At the 2025 IEEE International Electron Devices Meeting, Imec presented the first thermal system-technology co-optimization (STCO) study of 3D HBM-on-GPU (high-bandwidth memory on graphical processing unit). By combining technology and system-level mitigation strategies the study shows peak GPU temperatures could be reduced from 140.7°C to 70.8°C under realistic Artificial Intelligence training workloads, a result the researchers say is on par with current 2.5D integration options. The paper highlights the value of cross-layer optimization (i.e., co-optimizing the knobs at all the different abstraction layers) together with broad technological expertise, a combination the organisation describes as unique to Imec.
Integrating high-bandwidth memory stacks directly on top of graphical processing units is posed as an attractive architecture for next-generation compute systems targeting data-intensive Artificial Intelligence workloads. The 3D HBM-on-GPU approach promises a large increase in compute density, with four GPUs per package, as well as improvements in memory per GPU and GPU-memory bandwidth compared to current 2.5D integration approaches where HBM stacks are placed around one or two GPUs on a silicon interposer. The study frames these gains as significant for scaling performance and density in future accelerator designs.

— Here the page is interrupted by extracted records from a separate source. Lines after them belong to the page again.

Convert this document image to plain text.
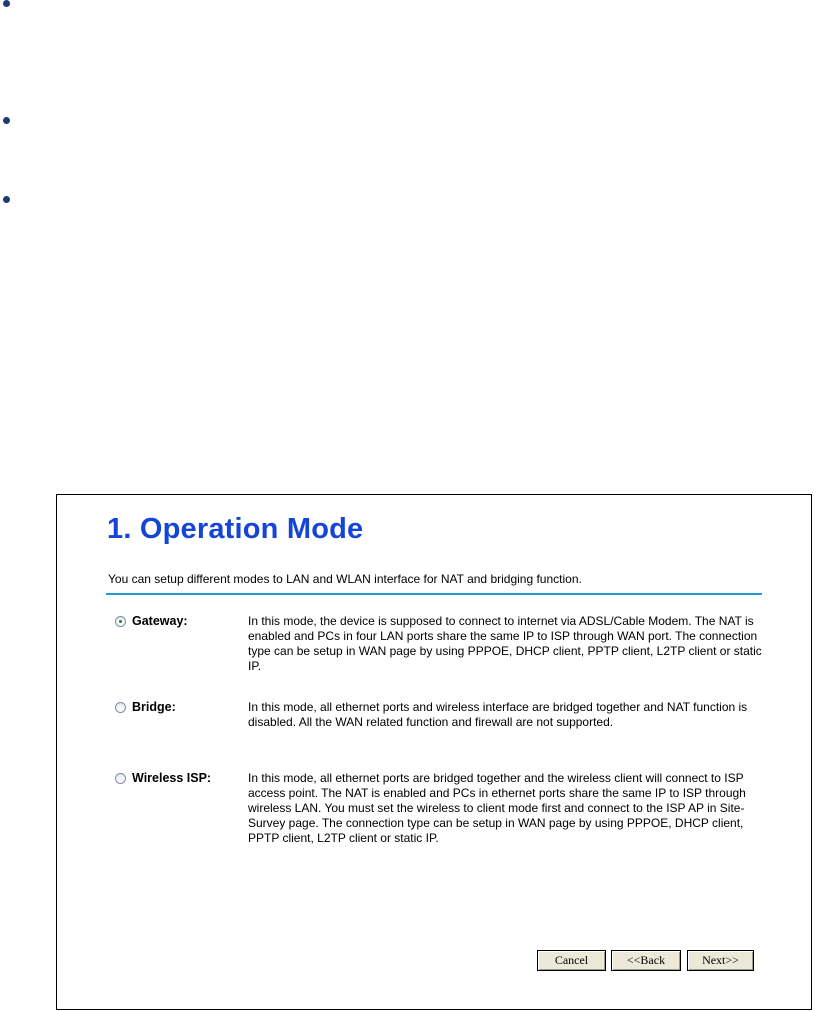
1. Operation Mode
You can setup different modes to LAN and WLAN interface for NAT and bridging function.
Gateway:	In this mode, the device is supposed to connect to internet via ADSL/Cable Modem. The NAT is enabled and PCs in four LAN ports share the same IP to ISP through WAN port. The connection type can be setup in WAN page by using PPPOE, DHCP client, PPTP client, L2TP client or static IP.
Bridge:	In this mode, all ethernet ports and wireless interface are bridged together and NAT function is disabled. All the WAN related function and firewall are not supported.
Wireless ISP:	In this mode, all ethernet ports are bridged together and the wireless client will connect to ISP access point. The NAT is enabled and PCs in ethernet ports share the same IP to ISP through wireless LAN. You must set the wireless to client mode first and connect to the ISP AP in Site-Survey page. The connection type can be setup in WAN page by using PPPOE, DHCP client, PPTP client, L2TP client or static IP.
Cancel	<<Back	Next>>
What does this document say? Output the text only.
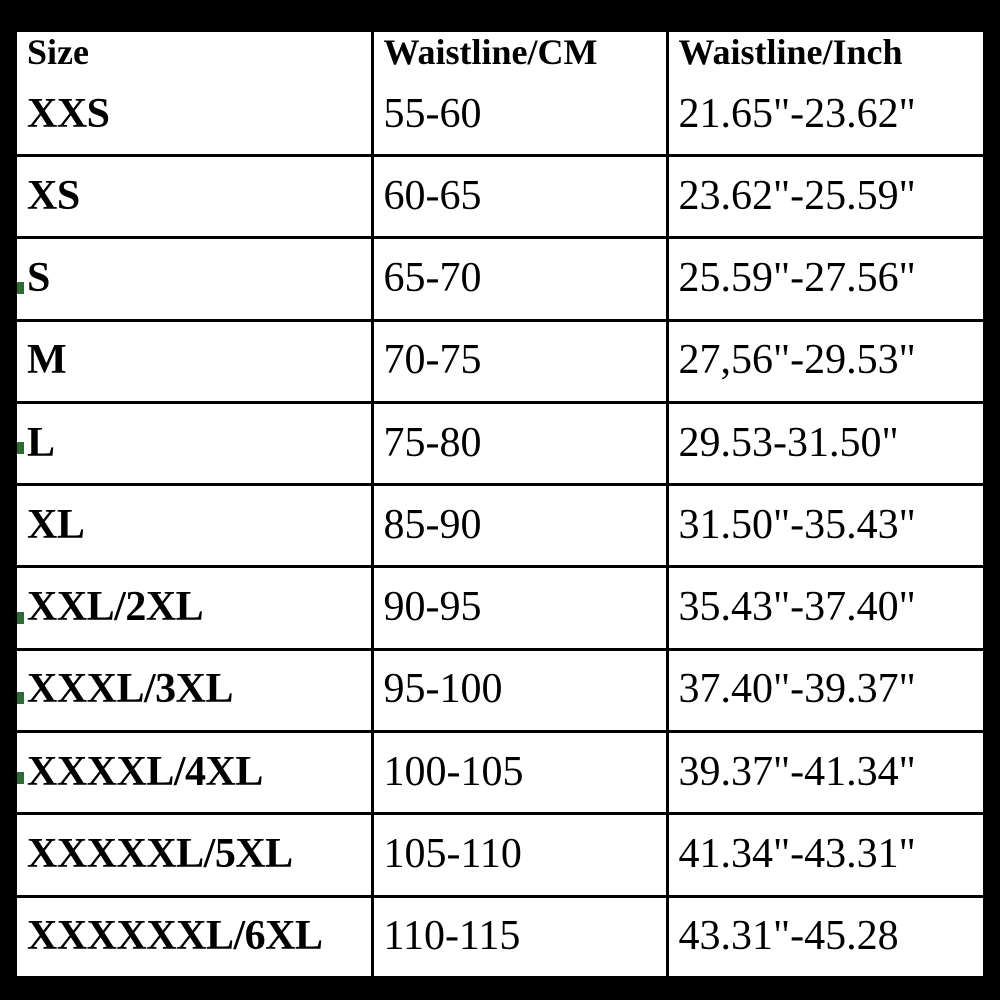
Size	Waistline/CM	Waistline/Inch
XXS	55-60	21.65"-23.62"
XS	60-65	23.62"-25.59"
S	65-70	25.59"-27.56"
M	70-75	27,56"-29.53"
L	75-80	29.53-31.50"
XL	85-90	31.50"-35.43"
XXL/2XL	90-95	35.43"-37.40"
XXXL/3XL	95-100	37.40"-39.37"
XXXXL/4XL	100-105	39.37"-41.34"
XXXXXL/5XL	105-110	41.34"-43.31"
XXXXXXL/6XL	110-115	43.31"-45.28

At the same time, the report emphasises the thermal challenges introduced by aggressive 3D integration. Higher local power density and increased vertical thermal resistance make the stacked approach prone to thermal issues, which the STCO methodology seeks to address by combining system-level mitigations with technology choices. The documented temperature reduction from 140.7°C to 70.8°C under realistic training workloads serves as a concrete demonstration that coordinated, cross-layer interventions can bring 3D HBM-on-GPU thermal behaviour in line with established 2.5D solutions.